Basically, the 16S rRNA doesn't change very fast, and changes are discrete and rather random, and some changes demand compensatory changes. So, all this being said, there is going to come a time when the rRNA fakes right while the rest of the genome is running left, and you'll end up with an incongruity in the phylogenies at a small scale, maybe at the level of genera or something. This could of course be massaged out of the data if we knew how to weight various parts of the 16S sequence, but we use this data precisely because we don't know how, and we daren't use other housekeeping genes for broad phylogenies.
In essence, we are depending on something that indicates gross phylogenetic position to do too fine a scale phylogenies because we are ignorant of the details within these various clades.
On top of this, we tend to use phylogeny as a proxy for all sorts of taxonomy, including ecological functional taxonomy. Everyone knows that this is purely a convenient, slapdash way to do things. After all, just thinking about ecology in general, plants, bacteria and fungi can all serve as primary producers. Protozoa and bacteria and fungi can serve as detritovores. Fungi, protozoa and plants can be predators at the micro level. It goes on. Phylogeneny has little to say about broad ecological roles. On the opposite end, we know that many pathogens are closely related to symbiotes, but have a very different lifestyle because of a small cluster of genes. Similarly, apes and humans function very differently in the ecology. Even black and white rhinos are very different, because one eats grasses, the other shrubs.

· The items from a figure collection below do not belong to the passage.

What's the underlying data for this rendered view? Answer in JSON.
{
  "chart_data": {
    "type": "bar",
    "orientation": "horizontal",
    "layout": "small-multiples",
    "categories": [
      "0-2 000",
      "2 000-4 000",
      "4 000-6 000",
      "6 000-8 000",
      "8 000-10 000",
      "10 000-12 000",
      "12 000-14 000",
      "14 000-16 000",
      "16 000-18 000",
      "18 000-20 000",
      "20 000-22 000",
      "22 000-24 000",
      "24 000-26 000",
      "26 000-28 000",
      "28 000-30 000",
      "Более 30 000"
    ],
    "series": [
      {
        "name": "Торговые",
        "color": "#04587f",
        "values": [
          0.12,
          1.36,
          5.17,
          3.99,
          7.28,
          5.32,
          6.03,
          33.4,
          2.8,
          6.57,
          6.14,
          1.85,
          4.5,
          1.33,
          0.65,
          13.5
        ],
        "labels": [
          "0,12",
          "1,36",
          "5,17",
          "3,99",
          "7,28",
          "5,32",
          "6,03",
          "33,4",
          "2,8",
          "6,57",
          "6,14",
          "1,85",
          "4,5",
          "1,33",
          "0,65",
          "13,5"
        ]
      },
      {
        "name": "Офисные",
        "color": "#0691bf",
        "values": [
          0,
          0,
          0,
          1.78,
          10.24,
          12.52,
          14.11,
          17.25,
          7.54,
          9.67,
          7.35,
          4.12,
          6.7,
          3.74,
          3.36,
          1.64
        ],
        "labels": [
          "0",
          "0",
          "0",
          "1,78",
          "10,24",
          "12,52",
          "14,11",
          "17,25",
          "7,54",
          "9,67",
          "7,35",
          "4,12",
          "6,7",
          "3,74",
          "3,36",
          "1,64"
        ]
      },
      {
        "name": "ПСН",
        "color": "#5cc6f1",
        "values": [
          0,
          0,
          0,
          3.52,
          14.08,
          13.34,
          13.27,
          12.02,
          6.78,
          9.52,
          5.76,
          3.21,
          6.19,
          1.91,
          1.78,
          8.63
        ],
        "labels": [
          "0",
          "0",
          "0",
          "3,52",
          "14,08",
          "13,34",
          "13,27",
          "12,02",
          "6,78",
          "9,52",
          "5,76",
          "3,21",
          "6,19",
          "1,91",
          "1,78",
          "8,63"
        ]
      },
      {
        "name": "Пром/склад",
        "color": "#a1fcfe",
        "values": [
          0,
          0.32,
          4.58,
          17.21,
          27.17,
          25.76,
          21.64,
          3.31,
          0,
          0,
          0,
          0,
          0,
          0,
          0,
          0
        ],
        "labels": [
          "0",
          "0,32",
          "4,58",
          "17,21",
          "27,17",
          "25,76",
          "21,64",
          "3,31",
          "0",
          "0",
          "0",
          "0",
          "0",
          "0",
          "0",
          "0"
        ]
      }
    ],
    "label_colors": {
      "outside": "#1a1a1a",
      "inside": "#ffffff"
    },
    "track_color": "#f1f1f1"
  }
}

So, all in all, this conclusion that the 16S doesn't represent phylogeny frequently, and further that it doesn't represent ecology, should not surprise us. What is sad is that many people pretend as if it does. They get a whole bunch of 16S sequences out of an environmental sample and make bold statements about how many sulfer reducers and how many this and that are in the environmental sample.
Ignorng the paper's somewhat controversial use of 'ecotype' language, the result that they have put forward should thus is nothing more than revealing the emporer's new clothes in certain aspects of molecular ecology. While everyone is busy trumpeting PCR bias and DNA recovery biases, the very use of 16S rRNA to characterize communities is a dreadfully inadequate shorthand, and even if done perfectly says very little without systematically confirming the identity of the various 16S rRNA bearing strains, making sure there is a 1-to-1 correlation between the sequences and the strains (or species) and their ecological functions.
In the current environment, this sort of research seems hardly practical - which leads us back to an impasse. 16S rRNA is great at telling us something about the bugs, but not good at telling us much about them. A fingerprint of a community is likely to help us highlight when a major change occured, simply because major changes that compensate for other ones in the fingerprint should be very rare, but it tells us relatively little about who disappeared, or what replaced them.
For anyone relying too much on 16S rRNA in microbial ecology, this should be a scary paper. It points to the continued need for specialists at he organismal level in the various clades, people who can use other genes, specially functional enzymes under selective pressures, to identify what is going on in an environment.